Over the next few weeks and months, the chemists pressed, inoculated, fermented, and eventually dry-hopped their selections. Beginning in January 2021, they analyzed the data with colleagues, including Joslynn Lee, assistant professor of Chemistry.
“We took samples every 48 hours for three weeks, so we had this huge mountain of data,” says Hinkley. “Sorting through all of that, pulling out the key points, and making those into graphic tables that accurately describe the data was rewarding. It’s been really fun to see what was happening that entire time.”
“Reading something that’s heavy and dense and then being able to extract useful information and explain it is critical to our work,” says Bingman, who credits a History course he took his first year at FLC for this useful skill. “And the [Chemistry] Department really reinforced the necessary skills that it’s going
to take to be successful. You have to be tenacious, do the hard work, and be willing to put in the extra time.”
While they employed the same chemical analysis, Hinkley and Bingman asked different research questions. Hinkley compared the local cider apple varieties and how each affected final cider aroma, while Bingman focused on the Gravenstein apples harvested from Hermosa and put them through three different trials, only changing the dry hop each time.
“Matt and Josie produce Ph.D.-level, publication-worthy figures in a day,” says Cole. “They’re some of the best students I’ve ever had.”
As a research group, we look for ways to impact the science, so hopefully this research can guide decision-making in their industry, contributing to their workflow when looking for markers of a quality product.
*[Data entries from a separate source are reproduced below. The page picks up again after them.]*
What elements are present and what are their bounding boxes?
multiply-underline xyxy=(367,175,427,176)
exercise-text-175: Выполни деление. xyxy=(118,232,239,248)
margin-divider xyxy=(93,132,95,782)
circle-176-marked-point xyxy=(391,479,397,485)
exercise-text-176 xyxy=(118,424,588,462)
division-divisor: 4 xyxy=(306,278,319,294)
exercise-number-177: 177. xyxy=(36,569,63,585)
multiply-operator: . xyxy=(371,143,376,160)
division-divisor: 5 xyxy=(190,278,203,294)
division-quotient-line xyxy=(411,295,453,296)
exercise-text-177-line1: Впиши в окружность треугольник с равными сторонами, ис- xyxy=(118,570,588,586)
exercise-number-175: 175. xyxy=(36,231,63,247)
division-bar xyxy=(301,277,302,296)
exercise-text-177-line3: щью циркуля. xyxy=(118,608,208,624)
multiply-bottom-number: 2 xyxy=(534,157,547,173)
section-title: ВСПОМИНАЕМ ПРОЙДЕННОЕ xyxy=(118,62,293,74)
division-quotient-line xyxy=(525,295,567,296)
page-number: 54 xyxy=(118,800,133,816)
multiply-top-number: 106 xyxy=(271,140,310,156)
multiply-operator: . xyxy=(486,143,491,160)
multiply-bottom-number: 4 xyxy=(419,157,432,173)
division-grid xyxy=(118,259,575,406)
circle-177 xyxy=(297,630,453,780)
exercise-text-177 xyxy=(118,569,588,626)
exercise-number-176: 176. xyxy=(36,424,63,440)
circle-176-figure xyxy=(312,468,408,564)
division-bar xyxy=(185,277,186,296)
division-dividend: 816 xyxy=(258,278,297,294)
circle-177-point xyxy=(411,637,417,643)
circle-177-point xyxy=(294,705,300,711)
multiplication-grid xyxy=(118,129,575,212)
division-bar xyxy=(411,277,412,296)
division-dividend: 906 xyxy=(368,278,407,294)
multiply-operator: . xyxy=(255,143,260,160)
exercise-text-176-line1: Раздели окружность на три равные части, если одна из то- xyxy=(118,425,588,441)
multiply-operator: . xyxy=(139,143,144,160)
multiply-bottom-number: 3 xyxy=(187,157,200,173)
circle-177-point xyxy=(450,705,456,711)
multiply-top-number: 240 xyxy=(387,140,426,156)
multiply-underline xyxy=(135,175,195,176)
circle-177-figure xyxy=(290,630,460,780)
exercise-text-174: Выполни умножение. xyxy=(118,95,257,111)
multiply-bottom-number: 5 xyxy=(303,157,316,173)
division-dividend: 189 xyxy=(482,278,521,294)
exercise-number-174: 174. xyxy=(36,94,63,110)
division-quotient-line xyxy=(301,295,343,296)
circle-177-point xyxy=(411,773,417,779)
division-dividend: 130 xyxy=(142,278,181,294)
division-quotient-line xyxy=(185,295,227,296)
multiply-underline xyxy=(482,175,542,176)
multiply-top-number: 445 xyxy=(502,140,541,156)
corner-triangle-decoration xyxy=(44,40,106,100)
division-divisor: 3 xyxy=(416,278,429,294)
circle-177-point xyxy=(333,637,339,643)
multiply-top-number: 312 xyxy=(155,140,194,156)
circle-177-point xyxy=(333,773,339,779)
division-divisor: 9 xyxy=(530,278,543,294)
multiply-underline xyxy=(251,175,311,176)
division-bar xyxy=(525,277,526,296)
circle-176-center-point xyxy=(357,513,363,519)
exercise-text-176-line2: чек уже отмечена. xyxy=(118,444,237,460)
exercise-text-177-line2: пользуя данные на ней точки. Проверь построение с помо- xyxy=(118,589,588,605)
“At first, looking at the cider, we didn’t know what questions to ask,” says Bingman. “But working with the cider-makers gave us a rough framework. As a research group, we look for ways to impact the science, so hopefully this research can guide decision-making in their industry, contributing to their workflow when looking for markers of a quality product. If we can influence what apples the farmers plant and pick, and then get people to buy these fruits, the research could actually create more jobs.”
Scott points out that the daily work of brewery and wine operations revolves around scientific recommendations. Some of the highest paying jobs in the industry are the chemists and microbiologists working at these breweries and vineyards, says Scott.
“You can’t make a great cider without knowing what’s going on,” he says. “Labs like Dr. Cole’s could be a place where craft beverage-makers send samples of their beer or wine to help describe what’s actually in there. Their data gives me an idea of what’s working, while the opportunity also gives students a skill to go into the growing industries of craft beverages. By knowing chemistry, they can help make craft beverages taste better.”
Speaking of taste, Cole points out that the qualitative research piece of the puzzle is pending.
“I’d love to sip some Fort Lewis Cider made from Old Fort apples someday,” says Cole. “That will be so cool.”